When she was five weeks old she began having small seizures and thus the long, arduous process of tests, tests and more tests began and lasted for several months. We visited a pediatric neurologist who steered us to a geneticist in the Atlanta area. This geneticist, Dr. Fran Kendall, wanted Anna to have a muscle biopsy as a final attempt to figure out what was causing the seizures. When Anna was 8 months old the biopsy results came back to show that Anna has mitochondrial disease, complex 1. In short, the mitochondria in her body don't produce enough energy for everything to work as it should. Depending on the location of the defect in a specific person's mitochondria, the symptoms can vary widely. Researchers are finding out more about mitochondrial disease including the likelihood that it's related to other major diseases such as Parkinson's, Alzheimer's and even autism. For more information on this disease go to www.umdf.org.
In Anna's case, her defect has resulted in seizures, developmental delays and sensory issues. We're fortunate that overall she's been medically stable and she keeps progressing. She's a very happy little girl and she loves going to pool therapy and music therapy. The seizures are difficult to handle but we do the best we can.

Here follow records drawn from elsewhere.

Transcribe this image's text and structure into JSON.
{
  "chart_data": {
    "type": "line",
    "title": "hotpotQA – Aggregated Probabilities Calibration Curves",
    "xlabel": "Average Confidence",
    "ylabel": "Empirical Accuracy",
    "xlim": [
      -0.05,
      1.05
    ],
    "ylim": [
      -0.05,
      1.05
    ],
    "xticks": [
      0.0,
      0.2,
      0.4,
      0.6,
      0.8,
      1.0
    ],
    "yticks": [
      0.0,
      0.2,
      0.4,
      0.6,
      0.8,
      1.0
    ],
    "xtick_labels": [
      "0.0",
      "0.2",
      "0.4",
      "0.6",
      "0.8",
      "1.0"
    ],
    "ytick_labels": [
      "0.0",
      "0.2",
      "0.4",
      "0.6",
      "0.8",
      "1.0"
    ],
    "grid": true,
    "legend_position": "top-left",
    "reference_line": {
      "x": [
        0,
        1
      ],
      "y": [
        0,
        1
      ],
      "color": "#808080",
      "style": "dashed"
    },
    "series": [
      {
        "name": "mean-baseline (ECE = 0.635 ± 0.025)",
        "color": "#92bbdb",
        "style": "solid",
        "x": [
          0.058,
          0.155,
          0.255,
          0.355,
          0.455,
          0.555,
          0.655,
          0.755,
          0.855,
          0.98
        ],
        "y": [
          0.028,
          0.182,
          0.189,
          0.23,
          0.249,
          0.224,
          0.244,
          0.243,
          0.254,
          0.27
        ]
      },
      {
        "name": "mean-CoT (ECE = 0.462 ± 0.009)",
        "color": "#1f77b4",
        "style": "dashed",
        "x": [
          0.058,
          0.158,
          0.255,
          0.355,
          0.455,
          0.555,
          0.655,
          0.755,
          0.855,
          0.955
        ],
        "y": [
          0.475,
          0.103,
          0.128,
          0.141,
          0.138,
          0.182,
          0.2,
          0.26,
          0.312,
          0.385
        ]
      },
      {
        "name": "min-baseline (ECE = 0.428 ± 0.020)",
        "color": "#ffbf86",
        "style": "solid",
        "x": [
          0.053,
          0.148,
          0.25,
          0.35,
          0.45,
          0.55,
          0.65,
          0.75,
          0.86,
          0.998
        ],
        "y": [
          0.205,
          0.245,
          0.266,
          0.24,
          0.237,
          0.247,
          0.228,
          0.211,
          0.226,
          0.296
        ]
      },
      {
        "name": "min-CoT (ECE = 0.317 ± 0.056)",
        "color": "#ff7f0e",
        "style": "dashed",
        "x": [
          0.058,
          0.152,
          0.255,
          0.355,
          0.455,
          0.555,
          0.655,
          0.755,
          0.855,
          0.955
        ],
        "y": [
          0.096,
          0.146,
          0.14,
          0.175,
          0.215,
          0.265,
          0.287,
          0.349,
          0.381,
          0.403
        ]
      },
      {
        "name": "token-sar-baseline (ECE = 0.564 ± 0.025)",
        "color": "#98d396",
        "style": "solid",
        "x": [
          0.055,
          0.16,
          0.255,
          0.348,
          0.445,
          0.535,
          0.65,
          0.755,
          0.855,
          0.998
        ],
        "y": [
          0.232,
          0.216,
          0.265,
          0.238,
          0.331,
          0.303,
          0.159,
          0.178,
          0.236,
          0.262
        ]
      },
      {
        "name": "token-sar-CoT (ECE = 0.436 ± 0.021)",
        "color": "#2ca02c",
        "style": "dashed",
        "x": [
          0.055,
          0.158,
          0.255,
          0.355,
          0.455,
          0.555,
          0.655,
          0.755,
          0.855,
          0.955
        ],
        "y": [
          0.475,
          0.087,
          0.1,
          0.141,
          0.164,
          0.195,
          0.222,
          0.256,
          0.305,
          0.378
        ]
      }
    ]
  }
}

Many times it's difficult to juggle the various therapies and the fact that Anna's prognosis is unknown is sometimes hard for me. But Anna has also bestowed unexpected gifts upon us. It's easy to love the child who sails and excels, but for the child who struggles the depth and quality of love ends up being breathtaking. Anna has stretched me the furthest and taught me the most. She has taught me about bravery and perseverance, strength, grace and humility. When I look at her I see the courage of a fighter and the heart of a hero.
Welcome
Family and friends,
Thank you for choosing to follow along with what I believe will be one of the most amazing experiences of our lives. We will be bringing home a child from China who, although we didn't have a face to the name until recently, has been in our hearts for many months and we are so excited to finally bring her home. So, I decided to do this blog for a couple of reasons. First, I hope it will make it easier for you to follow along during the trip to China as I plan to give daily updates and photos whenever possible. This blog will also give an opportunity to share information with those who don't get to see us very often and aren't familiar with what brought us to this point. Finally, even though this blog will focus on the trip to China, I'd also like to share information about Anna and spread awareness about mitochondrial disease. I hope you enjoy the blog.